Other deals could be grounded, too
Many supporters and critics of US Air's bid for Delta agreed that if those carriers had merged, that could have sparked a round of consolidation among carriers including AMR Corp. (Charts) unit American Airlines, UAL Corp. (Charts) unit United Airlines, Continental Airlines (Charts) and Northwest Airlines (Charts), which like Delta is operating in bankruptcy.
Such combinations could have left about 80 percent of the nation's air travel in the hands of three much larger airlines and led to capacity reductions and fare increases in many markets.
Many analysts have said they now believe the chance of consolidation in the industry is far less likely.
"It doesn't look like any kind of consolidation will occur this year," said S&P's Corridore. "Certainly US Air could go after someone else, but nothing is imminent."
Parker agreed with that view in a conference call Tuesday, saying that it was the fact that Delta was in bankruptcy and could use that court to shed leases and contracts and create cost savings for a merged airline that made it so attractive.
He said that, even though he expects Delta to have a market value well below the US Air offer when it emerges from bankruptcy, US Air would not be interested in a bid after bankruptcy.
He said he also didn't think that there would be the round of industry consolidation that everyone was forecasting in November right after US Air made its bid for Delta.
"It's my own view that if both Delta and Northwest emerge as stand alone, I don't think you'll see consolidation in this airline industry - not until next down cycle," he said.
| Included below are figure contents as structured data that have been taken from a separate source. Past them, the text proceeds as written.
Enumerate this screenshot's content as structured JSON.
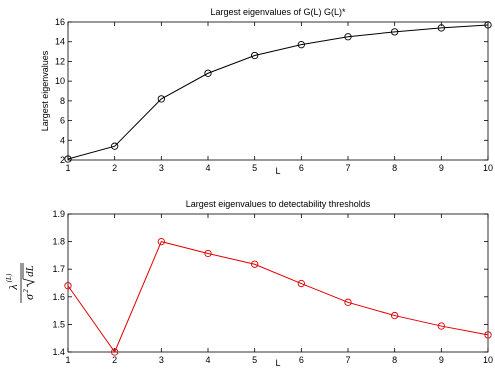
{
  "chart_data": [
    {
      "type": "line",
      "title": "Largest eigenvalues of G(L) G(L)*",
      "xlabel": "L",
      "ylabel": "Largest eigenvalues",
      "x": [
        1,
        2,
        3,
        4,
        5,
        6,
        7,
        8,
        9,
        10
      ],
      "xlim": [
        1,
        10
      ],
      "ylim": [
        2,
        16
      ],
      "xticks": [
        "1",
        "2",
        "3",
        "4",
        "5",
        "6",
        "7",
        "8",
        "9",
        "10"
      ],
      "yticks": [
        "2",
        "4",
        "6",
        "8",
        "10",
        "12",
        "14",
        "16"
      ],
      "grid": false,
      "series": [
        {
          "values": [
            2.1,
            3.4,
            8.2,
            10.8,
            12.6,
            13.7,
            14.5,
            15.0,
            15.4,
            15.7
          ],
          "color": "#000000",
          "marker": "circle"
        }
      ]
    },
    {
      "type": "line",
      "title": "Largest eigenvalues to detectability thresholds",
      "xlabel": "L",
      "ylabel": "λ^(L) / (σ² √dL)",
      "ylabel_parts": {
        "numerator": "λ",
        "superscript": "(L)",
        "sigma": "σ",
        "square": "2",
        "root_content": "dL"
      },
      "x": [
        1,
        2,
        3,
        4,
        5,
        6,
        7,
        8,
        9,
        10
      ],
      "xlim": [
        1,
        10
      ],
      "ylim": [
        1.4,
        1.9
      ],
      "xticks": [
        "1",
        "2",
        "3",
        "4",
        "5",
        "6",
        "7",
        "8",
        "9",
        "10"
      ],
      "yticks": [
        "1.4",
        "1.5",
        "1.6",
        "1.7",
        "1.8",
        "1.9"
      ],
      "grid": false,
      "series": [
        {
          "values": [
            1.64,
            1.4,
            1.8,
            1.757,
            1.718,
            1.648,
            1.58,
            1.532,
            1.494,
            1.462
          ],
          "color": "#e00000",
          "marker": "circle"
        }
      ]
    }
  ]
}
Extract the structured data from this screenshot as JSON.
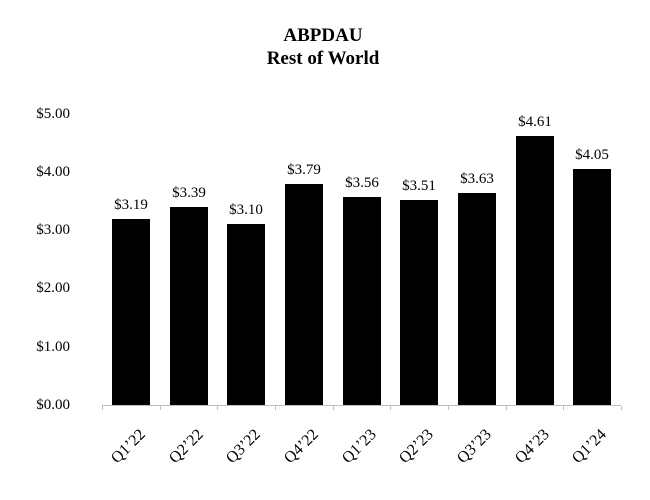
{
  "page": {
    "background": "#ffffff"
  },
  "chart_data": {
    "type": "bar",
    "title": "ABPDAU",
    "subtitle": "Rest of World",
    "categories": [
      "Q1’22",
      "Q2’22",
      "Q3’22",
      "Q4’22",
      "Q1’23",
      "Q2’23",
      "Q3’23",
      "Q4’23",
      "Q1’24"
    ],
    "values": [
      3.19,
      3.39,
      3.1,
      3.79,
      3.56,
      3.51,
      3.63,
      4.61,
      4.05
    ],
    "data_labels": [
      "$3.19",
      "$3.39",
      "$3.10",
      "$3.79",
      "$3.56",
      "$3.51",
      "$3.63",
      "$4.61",
      "$4.05"
    ],
    "y_tick_labels": [
      "$0.00",
      "$1.00",
      "$2.00",
      "$3.00",
      "$4.00",
      "$5.00"
    ],
    "y_tick_values": [
      0,
      1,
      2,
      3,
      4,
      5
    ],
    "ylim": [
      0,
      5
    ],
    "xlabel": "",
    "ylabel": "",
    "grid": false,
    "legend": "none",
    "bar_color": "#000000",
    "axis_color": "#bfbfbf",
    "text_color": "#000000",
    "background_color": "#ffffff"
  }
}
But Anthony Sabino, professor of law and business at St. John's University and a veteran of many other airline bankruptcy cases as an attorney, said he doesn't think Delta is closing the door on other deals.
"Just because they said no to a hostile bid, doesn't mean they'd say no to a friendly bid," he remarked. "We still don't have as clear a picture when or how Northwest will get out of chapter 11."
And he said that, while US Air has affirmed it won't bid on Delta once it's out of bankruptcy, Parker has shown he's willing to be a buyer despite the airline's being smaller than other major carriers. The $10 billion he was offering for Delta is far more than the market value of any other U.S. airline other than Southwest Airlines (Charts).
"To me, all the legacy carriers are in play," Sabino commented, referring to all the old-line carriers. "There's all sort of possibilities. They're sitting around in their war rooms consumed with this. And Doug Parker has demonstrated his mettle here."
Bankruptcy lawyer Curchack agreed this doesn't close the door to airline consolidation.
"Anytime you have an industry in the kind of upheaval that airlines have been in for so long, it's ripe for consolidation," he said.